How to Choose a Rehabilitation Center

Story by Annette Brooks

Most of us know what hospital we’d go to if we become sick or injured, but have you considered what you would do if you require recovery and rehabilitation after a hospital stay? You may need a higher level of care before you’re ready to head home after surgery or being treated for a critical illness, brain injury, stroke or heart attack, fractures, and other injuries and conditions. Inpatient rehabilitation hospitals offer the next step in care, providing a bridge between hospital and home with specialized medical care and therapy to help you get stronger, maintain function, and regain abilities you may have lost.

It may seem like choosing a rehabilitation hospital would be straightforward, but several factors should be considered.

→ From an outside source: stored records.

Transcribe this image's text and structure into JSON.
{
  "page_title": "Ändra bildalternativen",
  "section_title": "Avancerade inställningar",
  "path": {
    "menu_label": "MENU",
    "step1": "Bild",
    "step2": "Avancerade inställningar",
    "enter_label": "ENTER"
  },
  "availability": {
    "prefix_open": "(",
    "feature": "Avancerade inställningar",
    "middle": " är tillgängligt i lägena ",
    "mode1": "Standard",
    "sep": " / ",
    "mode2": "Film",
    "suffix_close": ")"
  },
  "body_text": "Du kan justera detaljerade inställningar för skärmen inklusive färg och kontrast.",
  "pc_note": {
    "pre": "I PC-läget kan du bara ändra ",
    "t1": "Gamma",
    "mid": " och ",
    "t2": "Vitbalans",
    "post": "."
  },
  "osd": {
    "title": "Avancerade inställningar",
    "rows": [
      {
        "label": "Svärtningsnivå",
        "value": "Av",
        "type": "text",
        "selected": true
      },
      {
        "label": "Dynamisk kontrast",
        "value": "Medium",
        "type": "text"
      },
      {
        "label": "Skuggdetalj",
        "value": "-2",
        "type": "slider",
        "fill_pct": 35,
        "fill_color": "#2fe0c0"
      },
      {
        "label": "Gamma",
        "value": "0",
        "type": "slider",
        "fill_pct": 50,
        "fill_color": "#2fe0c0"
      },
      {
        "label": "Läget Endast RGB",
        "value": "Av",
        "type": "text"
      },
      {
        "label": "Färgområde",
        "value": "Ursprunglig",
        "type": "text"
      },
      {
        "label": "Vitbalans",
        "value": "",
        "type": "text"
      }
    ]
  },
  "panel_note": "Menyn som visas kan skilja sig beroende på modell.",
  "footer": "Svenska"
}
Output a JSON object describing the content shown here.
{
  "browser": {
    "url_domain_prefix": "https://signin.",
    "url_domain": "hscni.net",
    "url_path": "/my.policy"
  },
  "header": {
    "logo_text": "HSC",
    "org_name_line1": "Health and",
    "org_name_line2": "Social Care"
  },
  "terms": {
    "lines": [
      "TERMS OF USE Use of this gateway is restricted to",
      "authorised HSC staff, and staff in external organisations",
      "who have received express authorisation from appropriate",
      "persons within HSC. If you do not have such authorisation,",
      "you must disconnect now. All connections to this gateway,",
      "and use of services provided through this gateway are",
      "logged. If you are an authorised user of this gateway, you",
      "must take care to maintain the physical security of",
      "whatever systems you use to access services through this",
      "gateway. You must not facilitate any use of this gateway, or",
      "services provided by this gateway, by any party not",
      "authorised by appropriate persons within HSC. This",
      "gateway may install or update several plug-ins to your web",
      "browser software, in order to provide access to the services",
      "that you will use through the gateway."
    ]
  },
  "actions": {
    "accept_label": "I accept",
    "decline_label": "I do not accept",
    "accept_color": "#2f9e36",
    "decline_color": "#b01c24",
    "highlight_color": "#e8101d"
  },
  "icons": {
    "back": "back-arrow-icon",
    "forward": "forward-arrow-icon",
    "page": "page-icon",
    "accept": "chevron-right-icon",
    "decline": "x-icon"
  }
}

Start by identifying the scope of services offered. What types of conditions do their programs address, such as cancer, stroke, or orthopedic trauma? Are both inpatient and outpatient services available? Sometimes patients discharged from a rehabilitation hospital require ongoing outpatient care. Amputation, spinal cord injury, stroke, cardiac recovery, organ transplantation, and more can require longer-term therapy on an outpatient basis so you can continue to progress and rebuild your life.

Since rehabilitation programs and approaches differ from hospital to hospital, ask how they develop their treatment plans. Chances are, you’ll be told they are customized to the patient, which is good but don’t just settle for this answer. Ask them to provide a couple of HIPAA-compliant examples or create a scenario based on an experience and listen to what they say.

Following the idea not to assume anything, check how often they provide therapy, including physical, occupational, and speech therapy, and ask about the average duration per session. Rehab hospitals typically provide therapy three hours a day over five days or 15 hours over seven days. Next, check into the training and availability of staff. Is a board-certified or board-eligible doctor on-site or on-call 24/7? Are the nurses certified in rehabilitation nursing? Are other staff members trained and experienced in acute care?

Last but not least, ask about accreditations and designations that signify excellence. Several can apply to rehabilitation hospitals, from specific to general. For example, accreditation by The Commission on Accreditation for Rehabilitation Facilities (CARF) indicates a rehabilitation hospital meets the highest quality standards and is committed to continuous improvement in care delivery, program development, and serving community needs. CARF accreditation can apply to general rehabilitation, as well as specific inpatient and outpatient programs.

Once you’ve narrowed down your choices, stop by each rehabilitation hospital, and get to know them before you need them. Does the facility appear clean and well-kept? Does the staff seem friendly and helpful?

Doing some homework upfront before you or a loved one needs a rehabilitation hospital’s services is being a smart healthcare consumer. When your must-have and many of your “nice to have” boxes are checked off, then you’ve found your rehabilitation hospital of choice should the need arise.